Wakaberry
- Wakaberry's Logo
- Website: http://www.wakaberry.co.za/

= Wakaberry =

South African frozen yoghurt chain

Wakaberry was a South African soft-serve frozen yoghurt bar, established in Durban in May 2011 and classified under the Froyo trade name. Created by Ken and Michele Fourie and their business partner, David Clark, in 2011, the company grew throughout South Africa operating over 40 franchises in eight provinces. There are two remaining in South Africa.

== Origin ==
The founders, inspired by the growing “Froyo” industry around the world, saw an opportunity to bring the concept to the South African market. Wakaberry was the first self-service, pay-per weight yoghurt store in South Africa. The name Wakaberry was derived from the 2010 FIFA World Cup song "Waka Waka (This Time for Africa)".

== Popularity ==
Initially, Wakaberry stores were owner-owned until its first franchised store, Wakaberry Lonehill, was opened in 2012. Originally, the brand was not set out to be a franchise; this developed due to customer demand and resulted in the franchise becoming one of the fastest-growing companies in the country. In March 2014, restaurant franchise group Famous Brands acquired a 70% stake in the Wakaberry Frozen Yoghurt Bar business, for an undisclosed sum. This acquisition has set in motion the extension of the company's name, with planned worldwide expansion. Famous Brands chief executive Kevin Hedderwick stated that the acquisition of the company would help the further growth of some of the country's most famous family restaurants, Wimpy and Steers, and their goal of becoming a complete food service provider.
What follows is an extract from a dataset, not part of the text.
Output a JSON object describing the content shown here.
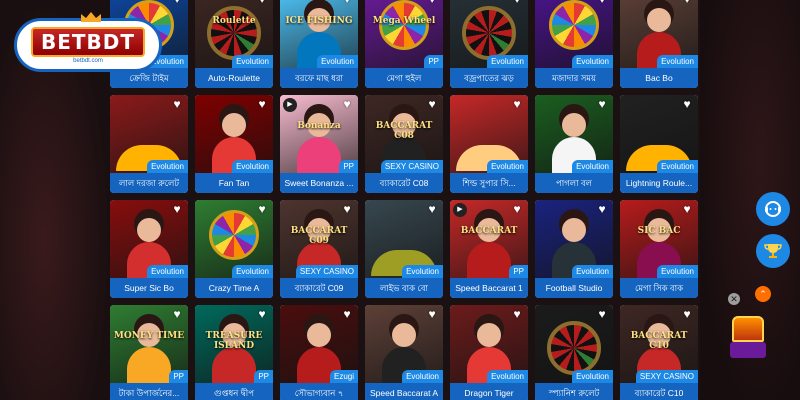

On July 26, 2014, the company celebrated the country's first 'National Frozen Yogurt Day', which allowed the first 200 customers through each of the 36 stores' doors to receive a special limited edition spoon. A smartphone application and two new flavors were released on the same day. in 2022, there are only 2 remaining in South Africa located in Sandton and Randpark Ridge.